Но те не сразу сообразили, в чем дело. Первым смекнул Петер.

— Номер 404,— повторил он быстро и помчался, как на пожар, за парнишкой с торчащими ушами. Оба побежали вверх по широкой лестнице, покрытой пушистой ковровой дорожкой.

ПЕТЕР УЗНАЕТ, ЧТО И ОТТОПЫРЕННЫЕ УШИ МОГУТ ПРИНОСИТЬ ПОЛЬЗУ

По номеру комнаты ты всегда можешь определить этаж, — объяснял Петеру посыльный с оттопыренными ушами. — Если они начинаются на двойку — это второй этаж, на тройку — третий и так далее.

Значит, 404-й находится на четвертом этаже, — сказал Петер. — А почему же мы не поднимаемся на лифте?

Эх, тебя еще учить и учить! В лифт можно входить только с гостем. А теперь смотри внимательно.

Они дошли до четвертого этажа. Напротив лестницы располагались двери лифтов. Один лифт, со стеклянной дверью и начищенными медными ручками, — для постояльцев отеля, другой, с серой железной дверью, — для багажа и других грузов. Слева и справа шли широкие коридоры.
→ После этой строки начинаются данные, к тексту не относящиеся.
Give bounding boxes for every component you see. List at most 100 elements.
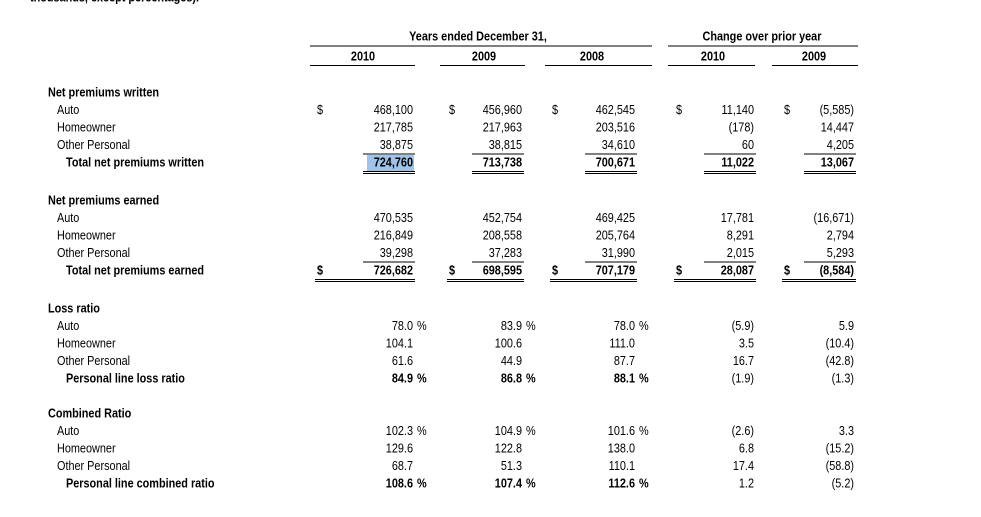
row-label: Homeowner xyxy=(57,442,116,456)
cell-value: 707,179 xyxy=(596,264,636,278)
cell-value: (5.9) xyxy=(732,319,754,333)
cell-value: 112.6 xyxy=(608,477,635,491)
row-label: Other Personal xyxy=(57,138,130,152)
cell-value: 104.1 xyxy=(386,337,413,351)
percent-sign: % xyxy=(417,319,427,333)
cell-value: (1.9) xyxy=(732,372,754,386)
section-title: Net premiums earned xyxy=(48,194,159,208)
percent-sign: % xyxy=(526,424,536,438)
cell-value: 5,293 xyxy=(827,246,854,260)
row-label: Homeowner xyxy=(57,121,116,135)
cell-value: 68.7 xyxy=(392,459,413,473)
row-label: Auto xyxy=(57,319,80,333)
cell-value: 203,516 xyxy=(596,121,635,135)
cell-value: 78.0 xyxy=(392,319,414,333)
percent-sign: % xyxy=(526,372,536,386)
cell-value: 469,425 xyxy=(596,211,636,225)
cell-value: 13,067 xyxy=(821,156,854,170)
percent-sign: % xyxy=(639,319,649,333)
currency-symbol: $ xyxy=(784,264,790,278)
cell-value: 8,291 xyxy=(727,229,754,243)
group-header: Years ended December 31, xyxy=(409,30,547,44)
currency-symbol: $ xyxy=(676,264,682,278)
cell-value: 138.0 xyxy=(608,442,636,456)
percent-sign: % xyxy=(639,424,649,438)
percent-sign: % xyxy=(639,477,649,491)
cell-value: 60 xyxy=(742,138,755,152)
section-title: Combined Ratio xyxy=(48,407,131,421)
currency-symbol: $ xyxy=(317,264,323,278)
cell-value: 456,960 xyxy=(483,103,523,117)
cell-value: 468,100 xyxy=(374,103,414,117)
currency-symbol: $ xyxy=(784,103,790,117)
cell-value: (42.8) xyxy=(826,354,854,368)
currency-symbol: $ xyxy=(317,103,323,117)
cell-value: (178) xyxy=(729,121,754,135)
intro-text: thousands, except percentages). xyxy=(30,0,199,5)
cell-value: (16,671) xyxy=(814,211,855,225)
cell-value: (10.4) xyxy=(826,337,854,351)
table-body: thousands, except percentages). Years end… xyxy=(30,0,859,491)
cell-value: 208,558 xyxy=(483,229,522,243)
cell-value: 3.5 xyxy=(739,337,755,351)
cell-value: 87.7 xyxy=(614,354,635,368)
cell-value: 5.9 xyxy=(839,319,854,333)
currency-symbol: $ xyxy=(676,103,682,117)
cell-value: (5,585) xyxy=(820,103,855,117)
cell-value: 78.0 xyxy=(614,319,636,333)
cell-value: 102.3 xyxy=(386,424,413,438)
cell-value: 122.8 xyxy=(495,442,522,456)
cell-value: 700,671 xyxy=(596,156,636,170)
column-header: 2009 xyxy=(802,50,827,64)
percent-sign: % xyxy=(417,372,427,386)
column-header: 2010 xyxy=(351,50,376,64)
row-label: Other Personal xyxy=(57,246,130,260)
cell-value: 86.8 xyxy=(501,372,523,386)
cell-value: 104.9 xyxy=(495,424,522,438)
cell-value: 726,682 xyxy=(374,264,414,278)
column-header: 2008 xyxy=(580,50,605,64)
cell-value: 37,283 xyxy=(489,246,522,260)
currency-symbol: $ xyxy=(449,103,455,117)
currency-symbol: $ xyxy=(552,103,558,117)
selection-highlight xyxy=(367,155,414,171)
total-label: Total net premiums written xyxy=(66,156,204,170)
cell-value: 38,815 xyxy=(489,138,523,152)
cell-value: 11,022 xyxy=(721,156,754,170)
row-label: Auto xyxy=(57,211,80,225)
row-label: Homeowner xyxy=(57,229,116,243)
row-label: Homeowner xyxy=(57,337,116,351)
row-label: Auto xyxy=(57,424,80,438)
cell-value: 84.9 xyxy=(392,372,414,386)
cell-value: 100.6 xyxy=(495,337,522,351)
cell-value: 11,140 xyxy=(722,103,755,117)
cell-value: 83.9 xyxy=(501,319,522,333)
cell-value: 3.3 xyxy=(839,424,854,438)
row-label: Other Personal xyxy=(57,459,130,473)
cell-value: 51.3 xyxy=(501,459,522,473)
column-header: 2009 xyxy=(472,50,497,64)
total-label: Personal line loss ratio xyxy=(66,372,185,386)
cell-value: (5.2) xyxy=(832,477,854,491)
cell-value: 61.6 xyxy=(392,354,413,368)
cell-value: 205,764 xyxy=(596,229,636,243)
cell-value: 108.6 xyxy=(386,477,414,491)
section-title: Loss ratio xyxy=(48,302,100,316)
cell-value: 101.6 xyxy=(608,424,635,438)
percent-sign: % xyxy=(417,477,427,491)
percent-sign: % xyxy=(417,424,427,438)
row-label: Other Personal xyxy=(57,354,130,368)
cell-value: 28,087 xyxy=(721,264,754,278)
cell-value: 470,535 xyxy=(374,211,414,225)
cell-value: (58.8) xyxy=(826,459,854,473)
total-label: Total net premiums earned xyxy=(66,264,204,278)
percent-sign: % xyxy=(526,319,536,333)
cell-value: 44.9 xyxy=(501,354,522,368)
cell-value: 110.1 xyxy=(609,459,635,473)
cell-value: (8,584) xyxy=(820,264,855,278)
cell-value: 217,785 xyxy=(374,121,414,135)
cell-value: (2.6) xyxy=(732,424,754,438)
group-header: Change over prior year xyxy=(703,30,822,44)
cell-value: 14,447 xyxy=(821,121,854,135)
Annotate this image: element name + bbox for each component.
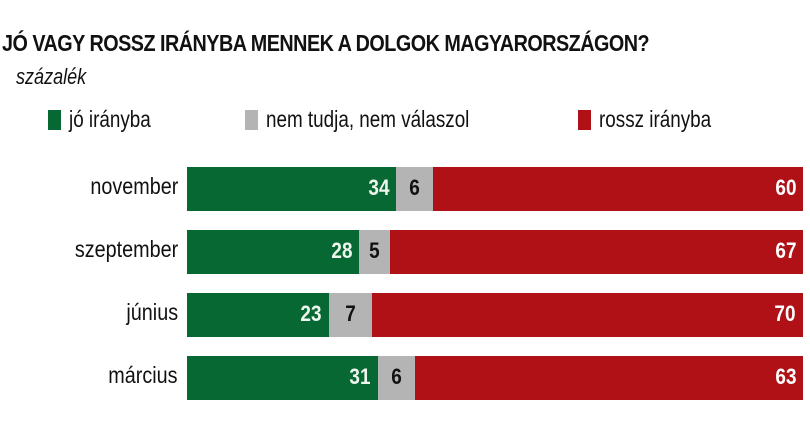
value-label: 70 — [774, 301, 796, 326]
value-label: 5 — [369, 238, 381, 263]
bar-segment-bad: 63 — [414, 356, 803, 400]
value-label: 31 — [349, 364, 371, 389]
legend-item-dk: nem tudja, nem válaszol — [245, 106, 514, 133]
bar-segment-dk: 5 — [359, 230, 391, 274]
bar-segment-good: 31 — [187, 356, 378, 400]
legend-item-good: jó irányba — [48, 106, 169, 133]
legend-swatch-good — [48, 109, 61, 130]
value-label: 63 — [774, 364, 796, 389]
bar-segment-good: 34 — [187, 167, 397, 211]
row-label: szeptember — [74, 236, 178, 262]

На всех этажах все одинаково. Слева — номера комнат от 1 до 50, справа — от 50 до 100. Всего четыре этажа, итого ровно четыреста номеров. Так куда нам — направо или налево?

Налево, — ответил Петер, и оба трусцой побежали по коридору.

Здесь тоже лежали толстые пушистые ковры. По обеим сторонам шли бесконечные белые двери. На каждой была медная табличка с номером, и почти у каждой была выставлена обувь.

— Если обувь стоит носками к стене, значит, она уже почищена, — объяснил посыльный. — Но чистка обуви — дело прислуги.

Петер охотно посмотрел бы, хорошо ли вычищена обувь. Но тут из-за угла появился молодой официант.

Привет, Фридрих! — воскликнул он и пошел дальше, толкая перед собой маленький сервировочный столик.

Доброе утро, господин Баумбах, — ответил посыльный с оттопыренными ушами.

Но этого официант, работающий на этаже, уже не слышал. Он открывал одну из белых дверей и, вкатывая в номер столик с кофейником и вареными яйцами, докладывал: "Ваш завтрак, господин!"

Значит, тебя зовут Фридрих? — сказал Пе7 тер посыльному и представился: — А я Петер Пфанрот.

Очень приятно, — ответил Фридрих. — Мы уже пришли.

Они стояли перед номером 404.

— В каждом номере две двери. Но никогда не знаешь, открыта ли внутренняя дверь. Поэтому сначала стучишь в наружную.

Фридрих постучал в дверь. Прислушался. Никаких звуков. Тогда он нажал на медную ручку и открыл дверь. Вторая, внутренняя, была закрыта.

— Ну вот, видишь, — прошептал Фридрих и постучал снова.

Войдите! — ответил женский голос. Парень посмотрел на Петера и прошипел:

Сразу же закрывай за собой дверь!

Они вошли в комнату. Петер не отставал от него ни на шаг.

— Доброе утро, госпожа баронесса, — поклонился Фридрих.

Петер быстро закрыл обе двери. Но, повернувшись лицом к комнате, даже побледнел: какое-то животное со злобными желтыми глазами, столь же злобно фыркая и шипя, стремительно проскользнуло мимо него. А следом и второе перемахнуло через его плечо.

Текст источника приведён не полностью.